Cleopatra's beauty reconsidered

She was the legendary queen of Egypt who seduced two of the most powerful men in the ancient world. Shakespeare described her as a stunning woman whose infinite beauty "beggar'd all description" and Chaucer, writing in the 14th century, described her as "fair as is the rose in May."

But a tiny, silver coin that went on display at a British university in February 2007 suggests Cleopatra's beauty may be Hollywood fiction. The coin, a denarius worth 1/300th of a Roman soldier's salary, dates from 32 B.C. It was studied by experts at Newcastle University and went on public display at the university's Shefton Museum. The size of a modern 1 euro cent piece (18mm or 0.7in), the artefact was in a collection belonging to the Society of Antiquaries of Newcastle, which is being researched in preparation for the opening of a new Great North Museum.

Age cannot wither her, nor custom stale her infinite variety; other women cloy the appetites they feed, but she makes hungry where most she satisfies.

- Shakespeare

The silver denarius coin would have been issued by the mint of Mark Antony. On one side is the head of Mark Antony, bearing the caption "Antoni Armenia devicta" meaning "For Antony, Armenia having been vanquished". Cleopatra appears on the reverse with the inscription "Cleopatra Reginae regum filiorumque regum", meaning "For Cleopatra, Queen of kings and of the children of kings". The well-preserved coin shows the Egyptian ruler with a shallow forehead, long nose, narrow lips, and a sharply pointed chin, while her longtime lover, the powerful Roman general and politician Mark Antony, is depicted with a large hooked nose and thick neck. The unflattering images suggest that fictional accounts overplay the attractiveness of the doomed couple.

"The image on the coin is far from being that of Elizabeth Taylor and Richard Burton," said Lindsay Allason-Jones, director of archaeological museums at Newcastle University, in a statement. "Roman writers tell us that Cleopatra was intelligent and charismatic, and that she had a seductive voice but, tellingly, they do not mention her beauty. The image of Cleopatra as a beautiful seductress is a more recent image."

Cleopatra's image on the coin

Perhaps Plutarch portrayed her more accurately, when in the "Life of Antony" written a century after the great romance, said of Cleopatra: "her actual beauty, it is said, was not in itself so remarkable that none could be compared with her. But the contact of her presence, if you lived with her, was irresistible; the attraction of her person, joining with the charm of her conversation, and the character that attended all she said or did, was something bewitching. It was a pleasure merely to hear the sound of her voice ..."

However she looked in reality, Cleopatra's charm helped change the course of Roman history.
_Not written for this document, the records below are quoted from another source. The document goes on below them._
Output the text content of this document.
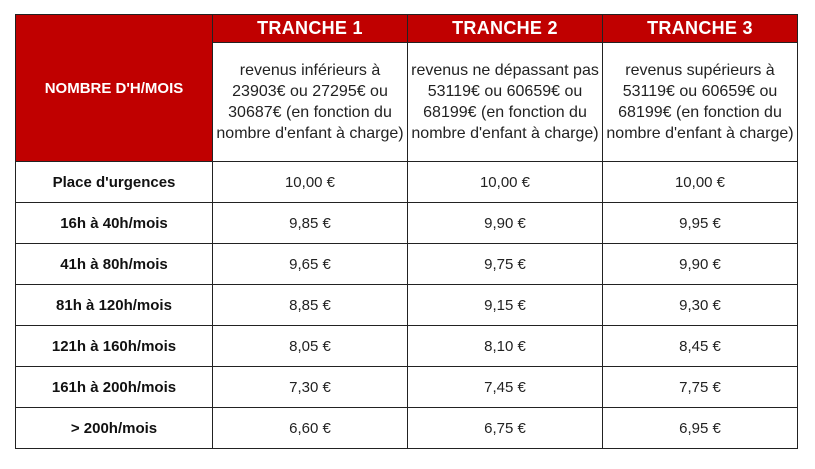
NOMBRE D'H/MOIS	TRANCHE 1	TRANCHE 2	TRANCHE 3
	revenus inférieurs à 23903€ ou 27295€ ou 30687€ (en fonction du nombre d'enfant à charge)	revenus ne dépassant pas 53119€ ou 60659€ ou 68199€ (en fonction du nombre d'enfant à charge)	revenus supérieurs à 53119€ ou 60659€ ou 68199€ (en fonction du nombre d'enfant à charge)
Place d'urgences	10,00 €	10,00 €	10,00 €
16h à 40h/mois	9,85 €	9,90 €	9,95 €
41h à 80h/mois	9,65 €	9,75 €	9,90 €
81h à 120h/mois	8,85 €	9,15 €	9,30 €
121h à 160h/mois	8,05 €	8,10 €	8,45 €
161h à 200h/mois	7,30 €	7,45 €	7,75 €
> 200h/mois	6,60 €	6,75 €	6,95 €
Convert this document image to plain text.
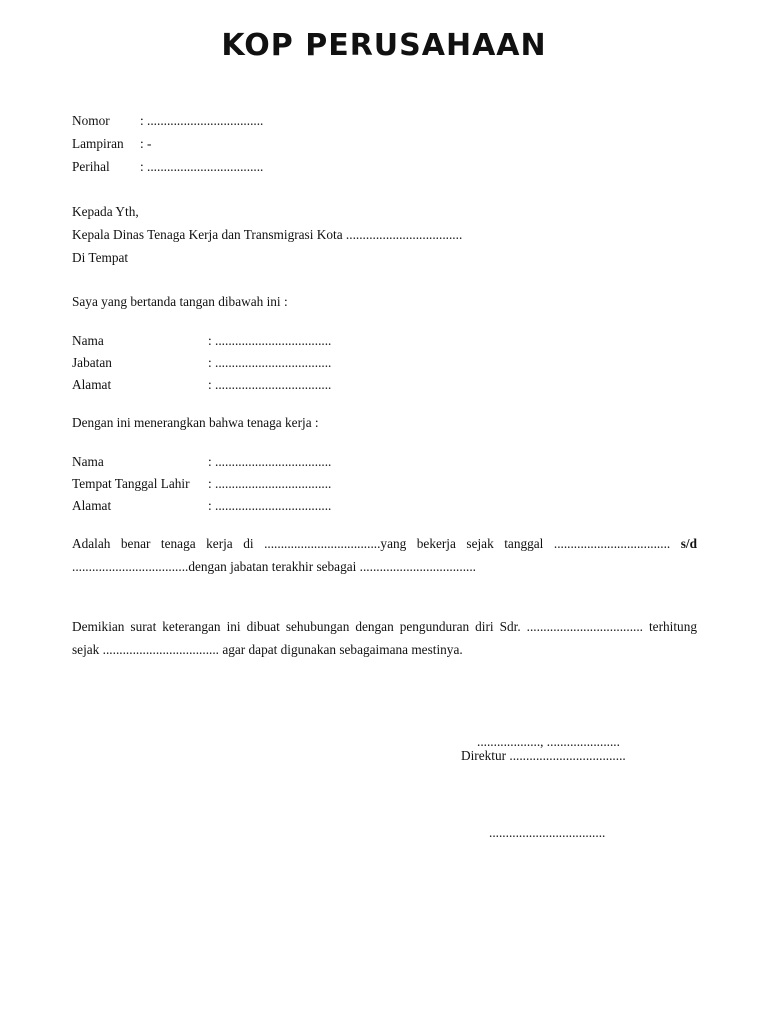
KOP PERUSAHAAN
Nomor : ...................................
Lampiran : -
Perihal : ...................................
Kepada Yth,
Kepala Dinas Tenaga Kerja dan Transmigrasi Kota ...................................
Di Tempat
Saya yang bertanda tangan dibawah ini :
Nama	: ...................................
Jabatan	: ...................................
Alamat	: ...................................
Dengan ini menerangkan bahwa tenaga kerja :
Nama	: ...................................
Tempat Tanggal Lahir : ...................................
Alamat	: ...................................
Adalah benar tenaga kerja di ...................................yang bekerja sejak tanggal ................................... s/d ...................................dengan jabatan terakhir sebagai ...................................
Demikian surat keterangan ini dibuat sehubungan dengan pengunduran diri Sdr. ................................... terhitung sejak ................................... agar dapat digunakan sebagaimana mestinya.
..................., ......................
Direktur ...................................
...................................
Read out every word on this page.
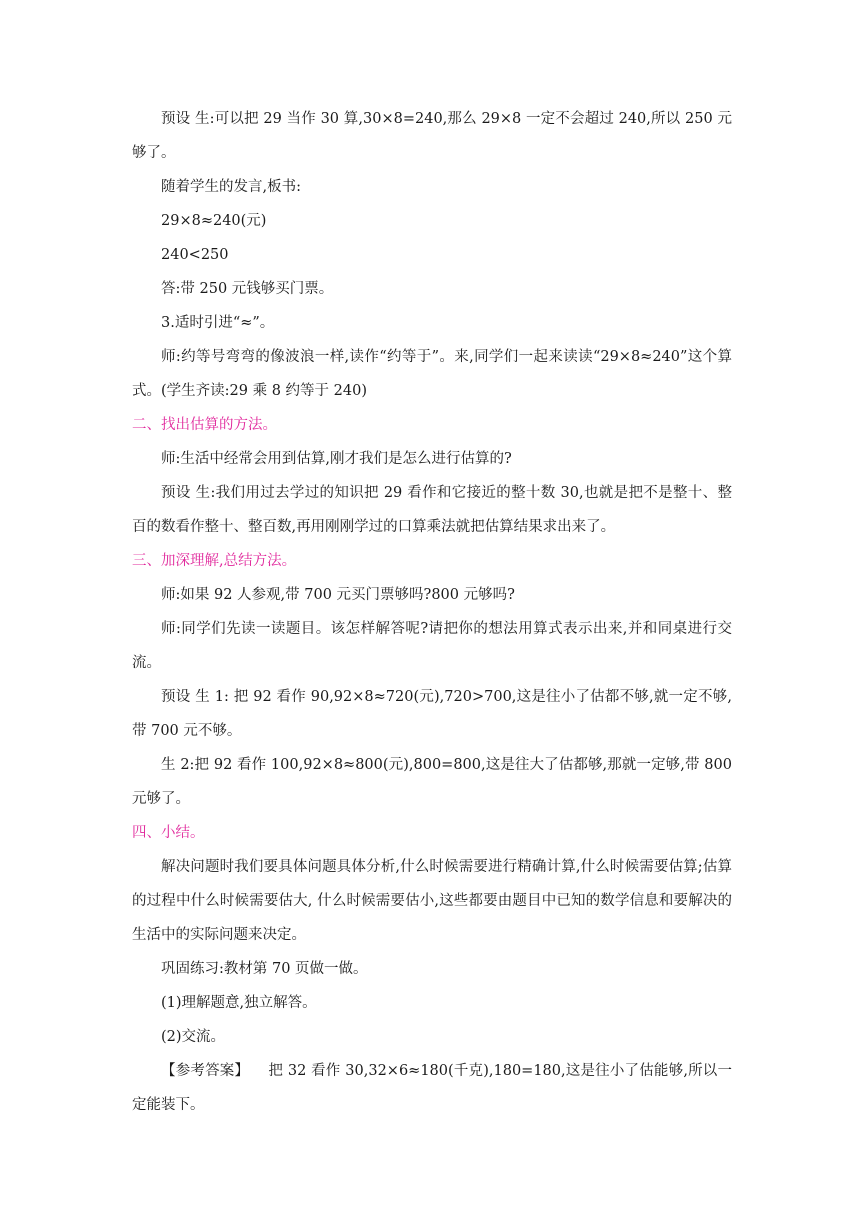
预设 生:可以把 29 当作 30 算,30×8=240,那么 29×8 一定不会超过 240,所以 250 元够了。

随着学生的发言,板书:

29×8≈240(元)

240<250

答:带 250 元钱够买门票。

3.适时引进“≈”。

师:约等号弯弯的像波浪一样,读作“约等于”。来,同学们一起来读读“29×8≈240”这个算式。(学生齐读:29 乘 8 约等于 240)

二、找出估算的方法。

师:生活中经常会用到估算,刚才我们是怎么进行估算的?

预设 生:我们用过去学过的知识把 29 看作和它接近的整十数 30,也就是把不是整十、整百的数看作整十、整百数,再用刚刚学过的口算乘法就把估算结果求出来了。

三、加深理解,总结方法。

师:如果 92 人参观,带 700 元买门票够吗?800 元够吗?

师:同学们先读一读题目。该怎样解答呢?请把你的想法用算式表示出来,并和同桌进行交流。

预设 生 1: 把 92 看作 90,92×8≈720(元),720>700,这是往小了估都不够,就一定不够,带 700 元不够。

生 2:把 92 看作 100,92×8≈800(元),800=800,这是往大了估都够,那就一定够,带 800 元够了。

四、小结。

解决问题时我们要具体问题具体分析,什么时候需要进行精确计算,什么时候需要估算;估算的过程中什么时候需要估大, 什么时候需要估小,这些都要由题目中已知的数学信息和要解决的生活中的实际问题来决定。

巩固练习:教材第 70 页做一做。

(1)理解题意,独立解答。

(2)交流。

【参考答案】 把 32 看作 30,32×6≈180(千克),180=180,这是往小了估能够,所以一定能装下。
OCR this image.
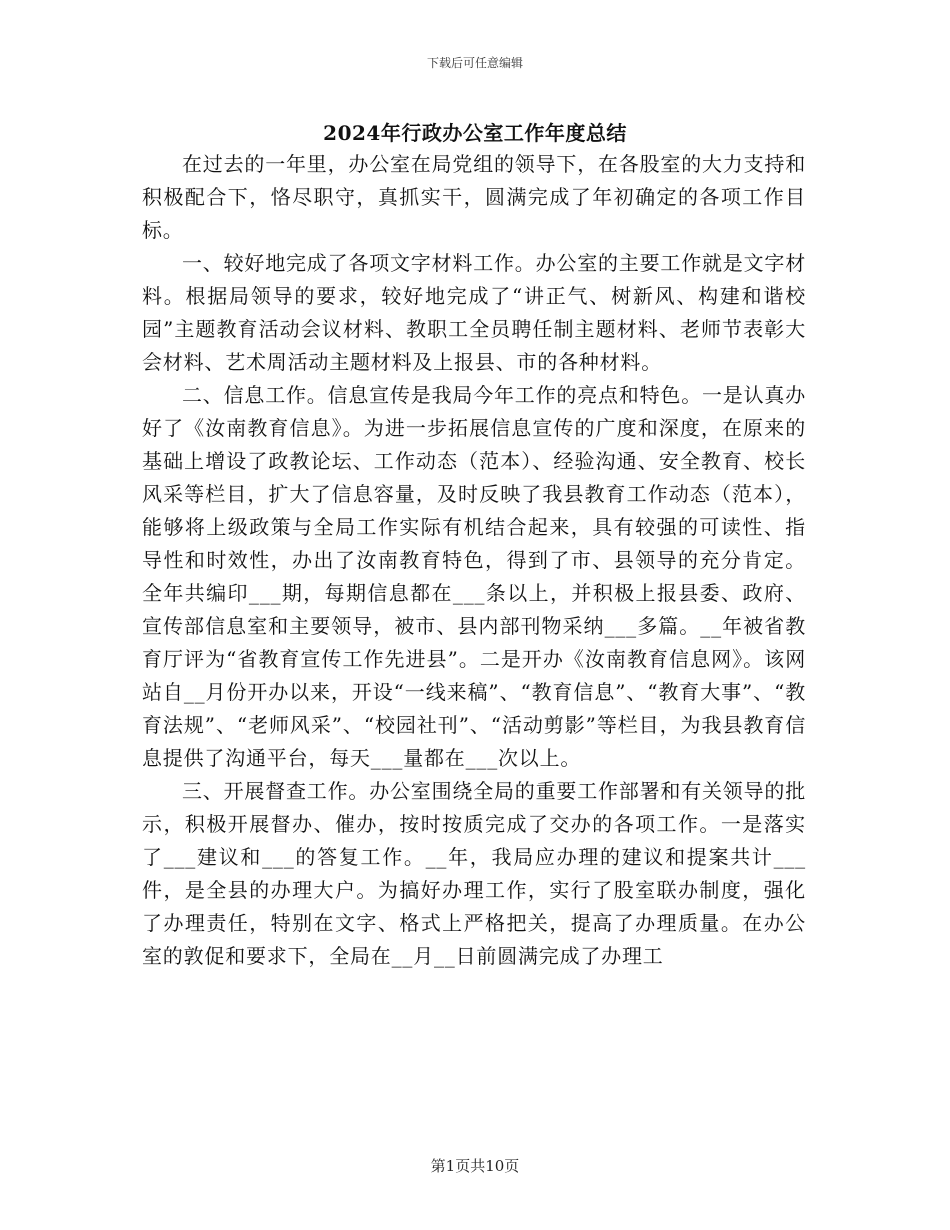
下载后可任意编辑
2024年行政办公室工作年度总结

在过去的一年里，办公室在局党组的领导下，在各股室的大力支持和积极配合下，恪尽职守，真抓实干，圆满完成了年初确定的各项工作目标。

一、较好地完成了各项文字材料工作。办公室的主要工作就是文字材料。根据局领导的要求，较好地完成了“讲正气、树新风、构建和谐校园”主题教育活动会议材料、教职工全员聘任制主题材料、老师节表彰大会材料、艺术周活动主题材料及上报县、市的各种材料。

二、信息工作。信息宣传是我局今年工作的亮点和特色。一是认真办好了《汝南教育信息》。为进一步拓展信息宣传的广度和深度，在原来的基础上增设了政教论坛、工作动态（范本）、经验沟通、安全教育、校长风采等栏目，扩大了信息容量，及时反映了我县教育工作动态（范本），能够将上级政策与全局工作实际有机结合起来，具有较强的可读性、指导性和时效性，办出了汝南教育特色，得到了市、县领导的充分肯定。全年共编印___期，每期信息都在___条以上，并积极上报县委、政府、宣传部信息室和主要领导，被市、县内部刊物采纳___多篇。__年被省教育厅评为“省教育宣传工作先进县”。二是开办《汝南教育信息网》。该网站自__月份开办以来，开设“一线来稿”、“教育信息”、“教育大事”、“教育法规”、“老师风采”、“校园社刊”、“活动剪影”等栏目，为我县教育信息提供了沟通平台，每天___量都在___次以上。

三、开展督查工作。办公室围绕全局的重要工作部署和有关领导的批示，积极开展督办、催办，按时按质完成了交办的各项工作。一是落实了___建议和___的答复工作。__年，我局应办理的建议和提案共计___件，是全县的办理大户。为搞好办理工作，实行了股室联办制度，强化了办理责任，特别在文字、格式上严格把关，提高了办理质量。在办公室的敦促和要求下，全局在__月__日前圆满完成了办理工

第1页共10页
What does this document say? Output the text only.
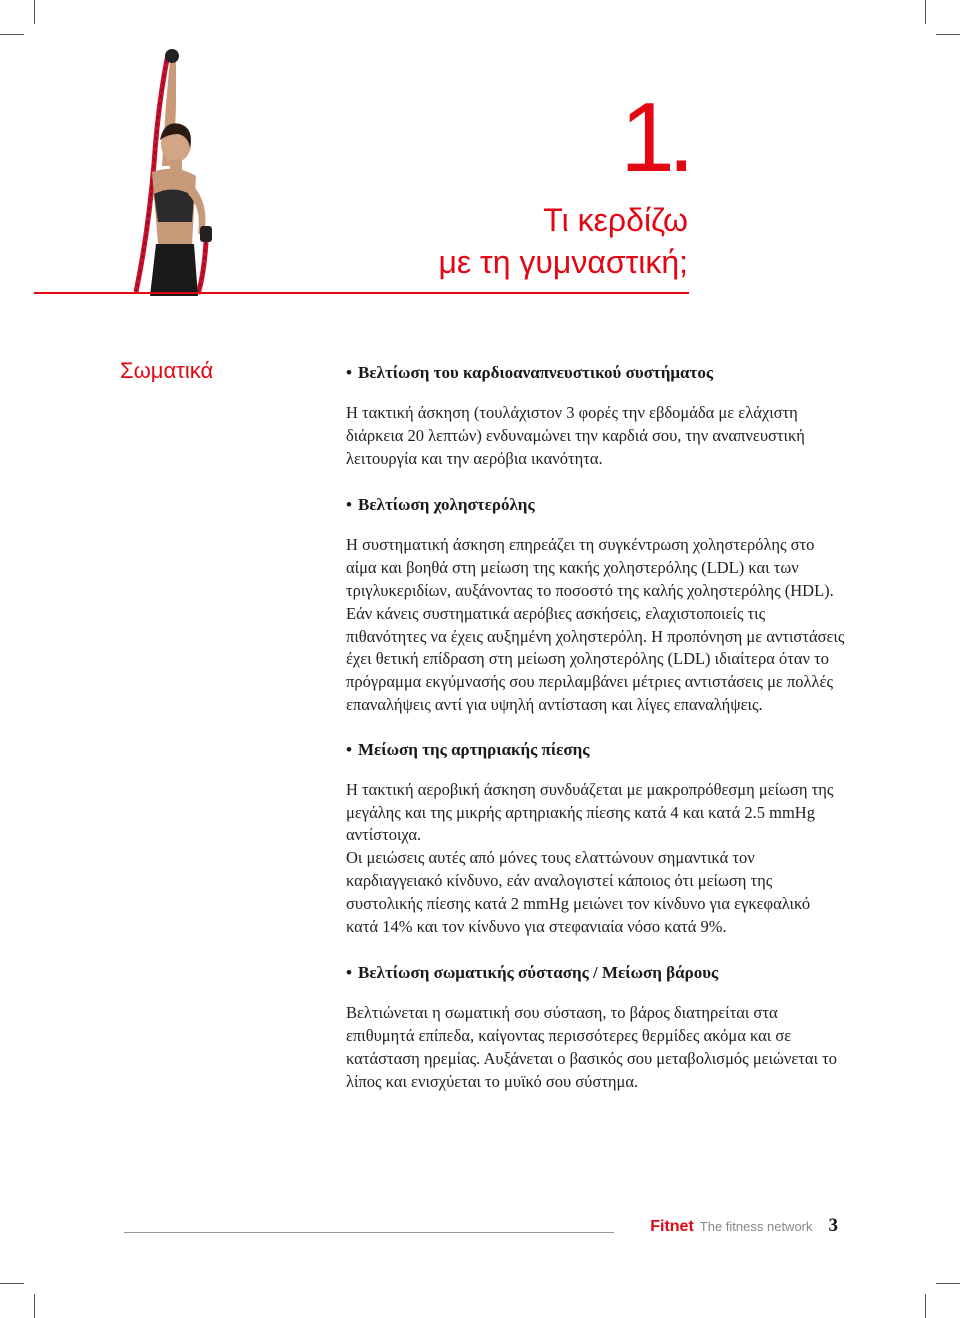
1.
Τι κερδίζω
με τη γυμναστική;
Σωματικά	• Βελτίωση του καρδιοαναπνευστικού συστήματος

Η τακτική άσκηση (τουλάχιστον 3 φορές την εβδομάδα με ελάχιστη διάρκεια 20 λεπτών) ενδυναμώνει την καρδιά σου, την αναπνευστική λειτουργία και την αερόβια ικανότητα.

• Βελτίωση χοληστερόλης

Η συστηματική άσκηση επηρεάζει τη συγκέντρωση χοληστερόλης στο αίμα και βοηθά στη μείωση της κακής χοληστερόλης (LDL) και των τριγλυκεριδίων, αυξάνοντας το ποσοστό της καλής χοληστερόλης (HDL). Εάν κάνεις συστηματικά αερόβιες ασκήσεις, ελαχιστοποιείς τις πιθανότητες να έχεις αυξημένη χοληστερόλη. Η προπόνηση με αντιστάσεις έχει θετική επίδραση στη μείωση χοληστερόλης (LDL) ιδιαίτερα όταν το πρόγραμμα εκγύμνασής σου περιλαμβάνει μέτριες αντιστάσεις με πολλές επαναλήψεις αντί για υψηλή αντίσταση και λίγες επαναλήψεις.

• Μείωση της αρτηριακής πίεσης

Η τακτική αεροβική άσκηση συνδυάζεται με μακροπρόθεσμη μείωση της μεγάλης και της μικρής αρτηριακής πίεσης κατά 4 και κατά 2.5 mmHg αντίστοιχα.

Οι μειώσεις αυτές από μόνες τους ελαττώνουν σημαντικά τον καρδιαγγειακό κίνδυνο, εάν αναλογιστεί κάποιος ότι μείωση της συστολικής πίεσης κατά 2 mmHg μειώνει τον κίνδυνο για εγκεφαλικό κατά 14% και τον κίνδυνο για στεφανιαία νόσο κατά 9%.

• Βελτίωση σωματικής σύστασης / Μείωση βάρους

Βελτιώνεται η σωματική σου σύσταση, το βάρος διατηρείται στα επιθυμητά επίπεδα, καίγοντας περισσότερες θερμίδες ακόμα και σε κατάσταση ηρεμίας. Αυξάνεται ο βασικός σου μεταβολισμός μειώνεται το λίπος και ενισχύεται το μυϊκό σου σύστημα.

Fitnet The fitness network 3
In 48 B.C. she seduced Rome's first emperor, Julius Caesar-30 years her senior-and bore him a son. But her relationship years later with Antony, with whom she had three children, ended in tragedy. After Antony's defeat by Octavian, Rome's soon-to-be second emperor, in 31 B.C., both Antony and Cleopatra committed suicide. According to legend, Cleopatra chose to perish by an asp's bite.